In the present study Mesorhizobium strains were positive for plant growth promoting activities and produced substantial amount of IAA, siderophore, HCN and ammonia. Bacterial strains produce ammonia; this ammonia plays a signalling role when the plant growth promoting bacteria and plants interact with each other (Becker et al., 2002). Moreover, the ammonia released by the bacterial strains are known to increase the glutamine synthetase activity (Chitra et al., 2002). In addition, ammonium transporters found in several plant growth promoting rhizobacteria are thought to be involved in the reabsorption of NH4+ released as a consequence of NH3 diffusion through the bacterial membrane (Van Dommelen et al., 1997). Similarly phytohormone production (Wani and Khan, 2010; Rajkumar et al., 2006; Ahmad et al., 2008) and IAA by rhizobia is reported (Antoun et al., 1998).

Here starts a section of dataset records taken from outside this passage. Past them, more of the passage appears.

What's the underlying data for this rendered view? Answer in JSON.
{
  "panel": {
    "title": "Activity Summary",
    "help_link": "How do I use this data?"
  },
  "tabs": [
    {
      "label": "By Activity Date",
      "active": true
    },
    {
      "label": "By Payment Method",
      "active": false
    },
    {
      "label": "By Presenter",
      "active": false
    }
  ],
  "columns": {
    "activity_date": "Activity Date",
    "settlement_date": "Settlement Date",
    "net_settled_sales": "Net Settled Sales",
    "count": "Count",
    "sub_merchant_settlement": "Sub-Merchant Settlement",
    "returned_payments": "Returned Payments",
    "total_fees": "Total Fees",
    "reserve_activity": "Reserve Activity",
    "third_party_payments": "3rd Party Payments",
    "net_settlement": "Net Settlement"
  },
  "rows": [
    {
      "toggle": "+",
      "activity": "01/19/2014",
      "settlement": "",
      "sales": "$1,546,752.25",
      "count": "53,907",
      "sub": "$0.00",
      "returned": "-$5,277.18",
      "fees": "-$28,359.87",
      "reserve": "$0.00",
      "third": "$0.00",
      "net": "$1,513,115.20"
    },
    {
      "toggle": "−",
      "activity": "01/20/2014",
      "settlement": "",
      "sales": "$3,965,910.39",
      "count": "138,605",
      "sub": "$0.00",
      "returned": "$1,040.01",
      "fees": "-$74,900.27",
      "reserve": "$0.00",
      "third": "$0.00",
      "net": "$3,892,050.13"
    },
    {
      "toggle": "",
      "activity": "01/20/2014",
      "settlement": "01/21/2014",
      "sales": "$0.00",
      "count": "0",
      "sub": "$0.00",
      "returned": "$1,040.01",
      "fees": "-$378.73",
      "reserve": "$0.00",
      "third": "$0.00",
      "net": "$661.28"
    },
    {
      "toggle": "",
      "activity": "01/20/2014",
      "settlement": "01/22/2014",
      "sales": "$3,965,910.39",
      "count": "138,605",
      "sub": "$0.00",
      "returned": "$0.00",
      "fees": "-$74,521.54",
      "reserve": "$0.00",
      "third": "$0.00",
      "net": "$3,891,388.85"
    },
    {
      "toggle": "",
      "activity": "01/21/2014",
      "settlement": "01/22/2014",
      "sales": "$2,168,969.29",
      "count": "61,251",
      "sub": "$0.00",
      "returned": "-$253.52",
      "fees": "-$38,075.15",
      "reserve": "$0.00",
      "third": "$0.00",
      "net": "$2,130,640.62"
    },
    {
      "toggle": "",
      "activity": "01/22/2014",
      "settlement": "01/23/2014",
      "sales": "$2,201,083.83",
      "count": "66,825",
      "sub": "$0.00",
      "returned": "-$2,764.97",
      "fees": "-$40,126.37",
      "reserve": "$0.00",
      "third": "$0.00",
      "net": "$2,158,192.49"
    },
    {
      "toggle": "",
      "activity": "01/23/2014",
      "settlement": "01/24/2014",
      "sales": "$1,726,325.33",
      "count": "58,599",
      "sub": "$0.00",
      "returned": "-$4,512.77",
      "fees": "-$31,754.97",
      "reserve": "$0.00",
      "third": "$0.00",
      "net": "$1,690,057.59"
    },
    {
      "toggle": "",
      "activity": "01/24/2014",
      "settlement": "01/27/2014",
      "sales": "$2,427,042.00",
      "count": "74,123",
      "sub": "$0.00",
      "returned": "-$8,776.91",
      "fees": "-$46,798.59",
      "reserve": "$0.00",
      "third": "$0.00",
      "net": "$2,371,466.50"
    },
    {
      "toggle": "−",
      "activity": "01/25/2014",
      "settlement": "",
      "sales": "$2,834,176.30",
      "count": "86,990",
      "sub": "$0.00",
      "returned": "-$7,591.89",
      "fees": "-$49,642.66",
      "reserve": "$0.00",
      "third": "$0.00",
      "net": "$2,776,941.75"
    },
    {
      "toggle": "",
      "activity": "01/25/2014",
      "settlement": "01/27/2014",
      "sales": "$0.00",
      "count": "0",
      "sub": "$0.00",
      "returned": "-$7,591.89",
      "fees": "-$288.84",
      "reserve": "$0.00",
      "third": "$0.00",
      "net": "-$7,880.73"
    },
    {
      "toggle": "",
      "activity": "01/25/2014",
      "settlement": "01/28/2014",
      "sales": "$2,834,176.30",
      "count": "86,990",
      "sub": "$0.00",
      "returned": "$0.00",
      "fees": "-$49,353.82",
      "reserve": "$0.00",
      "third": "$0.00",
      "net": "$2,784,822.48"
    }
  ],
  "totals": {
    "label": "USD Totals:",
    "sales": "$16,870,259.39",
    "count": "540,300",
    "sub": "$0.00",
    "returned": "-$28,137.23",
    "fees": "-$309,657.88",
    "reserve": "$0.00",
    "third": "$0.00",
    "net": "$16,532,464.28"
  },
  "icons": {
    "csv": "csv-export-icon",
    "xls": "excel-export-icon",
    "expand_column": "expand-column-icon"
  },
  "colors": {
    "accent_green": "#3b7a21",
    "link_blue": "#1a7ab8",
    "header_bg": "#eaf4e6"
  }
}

Siderophores is also known to bind to the available form of iron Fe3+ in the rhizosphere thus making it unavailable to the phytopathogens and consequently protects the plant health. In other study, the heavy metal resistant Bacillus species are also known to produce considerable amount of plant growth promoting substances (Wani et al., 2007).
CONCLUSION
This study concluded that the Mesorhizobium strains not only tolerated heavy metals but also antibiotics. Mesorhizobium also produced substantial amount of plant growth promoting substances. Due to multifarious properties expressed by the Mesorhizobium strains, these strains could therefore, be used as bioinoculant to increase the performance of crops in soils contaminated with heavy metals.